Flash Player Bug: Removing an event listener in another listener for the same type fails

by Josh Tynjala

Update: My bug report has been marked Not a Bug by Adobe. As Joeri mentions in this post’s comments, and Charles Liss explains in the bug report comments, Flash Player makes a copy of the event listeners internally when dispatchEvent() is called. It’s by design that a call to removeEventListener() will affect the original list of listeners, but it will not affect the copied list. I followed up with a request to describe this behavior in the API documentation so that others who run into the same weird behavior might have a better chance of learning why Flash Player seems to be behaving incorrectly.

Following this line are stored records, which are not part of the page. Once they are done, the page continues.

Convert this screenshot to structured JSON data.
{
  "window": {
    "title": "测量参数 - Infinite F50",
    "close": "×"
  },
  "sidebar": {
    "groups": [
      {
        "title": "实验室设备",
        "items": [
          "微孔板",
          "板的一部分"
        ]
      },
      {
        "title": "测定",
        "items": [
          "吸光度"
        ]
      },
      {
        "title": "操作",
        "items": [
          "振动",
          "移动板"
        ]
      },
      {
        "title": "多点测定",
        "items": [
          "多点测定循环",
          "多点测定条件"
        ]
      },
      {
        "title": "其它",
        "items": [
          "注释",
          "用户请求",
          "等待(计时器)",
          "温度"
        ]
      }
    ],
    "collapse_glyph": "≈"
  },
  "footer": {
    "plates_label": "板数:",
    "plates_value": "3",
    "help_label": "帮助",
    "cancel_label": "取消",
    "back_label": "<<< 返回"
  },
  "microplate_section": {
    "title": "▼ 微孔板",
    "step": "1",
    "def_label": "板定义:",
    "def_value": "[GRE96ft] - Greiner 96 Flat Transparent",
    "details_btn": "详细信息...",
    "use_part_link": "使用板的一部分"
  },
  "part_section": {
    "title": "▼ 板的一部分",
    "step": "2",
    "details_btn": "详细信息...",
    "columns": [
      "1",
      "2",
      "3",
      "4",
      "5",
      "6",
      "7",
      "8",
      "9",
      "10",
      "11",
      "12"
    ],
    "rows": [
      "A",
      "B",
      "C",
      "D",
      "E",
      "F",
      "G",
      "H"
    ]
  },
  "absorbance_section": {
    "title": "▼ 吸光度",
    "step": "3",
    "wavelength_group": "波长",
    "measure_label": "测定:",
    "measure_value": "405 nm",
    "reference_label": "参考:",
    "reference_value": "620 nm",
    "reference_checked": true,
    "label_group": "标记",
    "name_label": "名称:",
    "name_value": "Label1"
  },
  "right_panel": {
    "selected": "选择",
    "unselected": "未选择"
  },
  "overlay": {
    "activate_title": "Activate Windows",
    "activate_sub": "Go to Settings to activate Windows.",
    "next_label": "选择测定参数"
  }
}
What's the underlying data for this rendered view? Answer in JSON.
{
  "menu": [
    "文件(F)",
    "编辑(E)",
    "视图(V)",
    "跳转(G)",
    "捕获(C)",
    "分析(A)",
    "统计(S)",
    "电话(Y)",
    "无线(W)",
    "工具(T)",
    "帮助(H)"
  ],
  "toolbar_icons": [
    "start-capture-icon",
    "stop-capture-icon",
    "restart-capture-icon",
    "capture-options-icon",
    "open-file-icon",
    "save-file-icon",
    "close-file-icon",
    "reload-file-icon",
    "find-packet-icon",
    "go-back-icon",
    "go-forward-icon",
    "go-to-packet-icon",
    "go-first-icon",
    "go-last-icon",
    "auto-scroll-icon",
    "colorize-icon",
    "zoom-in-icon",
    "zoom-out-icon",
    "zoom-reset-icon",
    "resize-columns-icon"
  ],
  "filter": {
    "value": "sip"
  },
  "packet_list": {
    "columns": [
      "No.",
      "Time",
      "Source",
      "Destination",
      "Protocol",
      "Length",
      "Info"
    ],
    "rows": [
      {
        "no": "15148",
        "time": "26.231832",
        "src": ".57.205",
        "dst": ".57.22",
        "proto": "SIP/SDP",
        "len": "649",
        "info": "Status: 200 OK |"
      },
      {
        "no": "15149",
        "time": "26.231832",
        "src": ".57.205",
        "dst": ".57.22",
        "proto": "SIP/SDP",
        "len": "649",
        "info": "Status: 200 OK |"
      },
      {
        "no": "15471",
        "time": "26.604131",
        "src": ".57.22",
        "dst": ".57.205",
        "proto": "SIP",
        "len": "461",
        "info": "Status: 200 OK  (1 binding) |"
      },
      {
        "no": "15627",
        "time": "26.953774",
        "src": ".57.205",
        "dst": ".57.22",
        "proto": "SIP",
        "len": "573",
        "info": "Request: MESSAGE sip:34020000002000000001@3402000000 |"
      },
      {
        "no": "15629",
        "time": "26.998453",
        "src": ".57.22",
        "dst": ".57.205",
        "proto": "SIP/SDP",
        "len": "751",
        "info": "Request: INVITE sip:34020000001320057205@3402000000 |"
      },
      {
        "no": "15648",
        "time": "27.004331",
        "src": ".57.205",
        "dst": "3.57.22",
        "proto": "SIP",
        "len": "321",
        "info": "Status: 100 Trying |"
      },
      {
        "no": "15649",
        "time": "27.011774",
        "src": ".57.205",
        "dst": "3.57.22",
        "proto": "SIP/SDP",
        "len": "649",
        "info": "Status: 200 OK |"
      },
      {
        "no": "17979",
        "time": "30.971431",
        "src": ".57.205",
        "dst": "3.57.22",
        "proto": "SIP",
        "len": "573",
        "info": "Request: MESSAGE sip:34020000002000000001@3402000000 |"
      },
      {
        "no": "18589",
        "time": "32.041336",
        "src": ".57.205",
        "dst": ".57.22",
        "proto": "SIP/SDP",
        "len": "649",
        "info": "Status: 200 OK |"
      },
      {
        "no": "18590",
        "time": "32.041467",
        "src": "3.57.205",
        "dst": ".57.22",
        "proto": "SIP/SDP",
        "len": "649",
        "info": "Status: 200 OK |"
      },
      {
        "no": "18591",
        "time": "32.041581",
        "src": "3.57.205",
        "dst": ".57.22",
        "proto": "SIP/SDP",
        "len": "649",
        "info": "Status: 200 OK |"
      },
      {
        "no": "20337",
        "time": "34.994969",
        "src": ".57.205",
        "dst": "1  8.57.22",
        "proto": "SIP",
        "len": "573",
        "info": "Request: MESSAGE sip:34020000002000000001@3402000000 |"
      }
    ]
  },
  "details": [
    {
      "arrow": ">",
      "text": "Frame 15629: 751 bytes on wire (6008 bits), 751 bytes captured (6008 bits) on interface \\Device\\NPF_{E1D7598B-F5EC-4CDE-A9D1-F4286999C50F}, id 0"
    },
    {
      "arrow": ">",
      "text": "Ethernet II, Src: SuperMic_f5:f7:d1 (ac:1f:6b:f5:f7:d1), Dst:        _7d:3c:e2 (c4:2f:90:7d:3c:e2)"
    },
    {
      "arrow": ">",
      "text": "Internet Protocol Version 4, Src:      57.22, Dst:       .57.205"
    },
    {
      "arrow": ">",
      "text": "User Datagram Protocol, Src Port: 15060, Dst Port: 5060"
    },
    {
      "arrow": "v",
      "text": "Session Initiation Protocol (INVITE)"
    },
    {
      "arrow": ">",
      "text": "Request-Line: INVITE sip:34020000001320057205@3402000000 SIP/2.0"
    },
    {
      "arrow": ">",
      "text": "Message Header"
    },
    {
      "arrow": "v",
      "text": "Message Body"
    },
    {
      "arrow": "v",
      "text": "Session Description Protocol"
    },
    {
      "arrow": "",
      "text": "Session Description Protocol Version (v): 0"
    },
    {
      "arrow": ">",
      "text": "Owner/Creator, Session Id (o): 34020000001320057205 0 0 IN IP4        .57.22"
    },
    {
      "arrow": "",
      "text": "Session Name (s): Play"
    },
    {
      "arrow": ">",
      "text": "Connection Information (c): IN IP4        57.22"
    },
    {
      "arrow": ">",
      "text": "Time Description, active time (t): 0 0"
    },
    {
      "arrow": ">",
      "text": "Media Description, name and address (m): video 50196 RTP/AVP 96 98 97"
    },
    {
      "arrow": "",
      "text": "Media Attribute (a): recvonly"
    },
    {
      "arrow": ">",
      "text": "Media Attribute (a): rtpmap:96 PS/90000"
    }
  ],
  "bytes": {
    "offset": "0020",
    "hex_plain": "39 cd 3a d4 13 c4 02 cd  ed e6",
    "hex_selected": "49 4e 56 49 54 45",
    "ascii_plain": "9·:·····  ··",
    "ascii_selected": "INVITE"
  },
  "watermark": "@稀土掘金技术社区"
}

I’ve been struggling off and on for days trying to figure out why a certain display object that I’d been fading in and out sometimes got stuck with partial visibility. Even when I explicitly set the alpha value to 0.0 or 1.0 after removing the animation and all its listeners, there was still the occasional situation where it would clearly receive a different value. I finally tracked down the following bug in Flash Player. If two functions are subscribed to the same event type from the same event dispatcher, and the first listener removes the second listener, the second listener is still called by Flash Player.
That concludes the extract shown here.